Robert Louis Stevenson (Ethical Studies, 110) observa que los personajes de un libro son sartas de palabras; a eso, por blasfematorio que nos parezca, se reducen Aquiles y Peer Gynt, Robinson Crusoe y don Quijote. A eso también los poderosos que rigieron la tierra: una serie de palabras es Alejandro y otra es Atila. De ugolino debemos decir que es una textura verbal, que consta de unos treinta tercetos. ¿Debemos incluir en esa textura la noción de canibalismo? Repito que debemos sospecharla con incertidumbre y temor. Negar o afirmar el monstruoso delito de ugolino es menos tremendo que vislumbrarlo.

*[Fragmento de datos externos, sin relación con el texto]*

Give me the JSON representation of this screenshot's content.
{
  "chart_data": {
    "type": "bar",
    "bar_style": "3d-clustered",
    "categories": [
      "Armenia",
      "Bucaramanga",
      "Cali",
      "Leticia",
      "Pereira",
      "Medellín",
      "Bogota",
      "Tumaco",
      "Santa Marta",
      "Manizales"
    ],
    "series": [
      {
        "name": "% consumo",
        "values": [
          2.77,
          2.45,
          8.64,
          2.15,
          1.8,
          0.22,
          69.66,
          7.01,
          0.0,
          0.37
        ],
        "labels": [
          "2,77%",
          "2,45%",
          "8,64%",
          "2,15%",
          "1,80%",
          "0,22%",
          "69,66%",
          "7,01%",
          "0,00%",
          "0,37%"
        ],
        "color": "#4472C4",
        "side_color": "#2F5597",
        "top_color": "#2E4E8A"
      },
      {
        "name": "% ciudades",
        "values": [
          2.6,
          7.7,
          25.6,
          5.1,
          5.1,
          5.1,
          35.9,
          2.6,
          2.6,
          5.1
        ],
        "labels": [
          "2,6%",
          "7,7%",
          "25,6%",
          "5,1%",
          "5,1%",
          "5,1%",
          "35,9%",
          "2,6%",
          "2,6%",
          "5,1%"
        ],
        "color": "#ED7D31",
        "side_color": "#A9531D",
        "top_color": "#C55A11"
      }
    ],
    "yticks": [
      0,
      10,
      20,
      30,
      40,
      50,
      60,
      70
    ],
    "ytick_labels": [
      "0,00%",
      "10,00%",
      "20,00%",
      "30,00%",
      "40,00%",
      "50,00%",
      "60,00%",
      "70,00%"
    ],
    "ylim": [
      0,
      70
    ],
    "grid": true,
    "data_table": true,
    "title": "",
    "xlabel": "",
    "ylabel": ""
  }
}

El dictamen un libro es las palabras que lo componen corre el albur de parecer un axioma insípido. Sin embargo, todos propendemos a creer que hay una forma separable del fondo y que diez minutos de diálogo con Henry James nos revelarían el «verdadero» argumento de Otra vuelta de tuerca. Pienso que tal no es la verdad; pienso que Dante no supo mucho más que Ugolino que lo que sus tercetos refieren. Schopenhauer declaro que el primer volumen de su obra capital consta de un solo pensamiento y que no halló modo más breve de transmitirlo. Dante, a la inversa, diría que cuanto imaginó de Ugolino está en los debatidos tercetos.

En el tiempo real, en la historia, cada vez que un hombre se enfrenta con diversas alternativas opta por una y elimina y pierde las otras, no así en el ambiguo tiempo del arte, que se parece al de la esperanza y al del olvido. Hamlet, en ese tiempo, es cuerdo y es loco. En la tiniebla de su Torre del hambre, Ugolino devora y no devora los amados cadáveres, y esa ondulante imprecisión, esa incertidumbre, es la extraña materia de que está hecho. Así, con dos posible agonías, lo soñó Dante y así lo soñarán las generaciones.»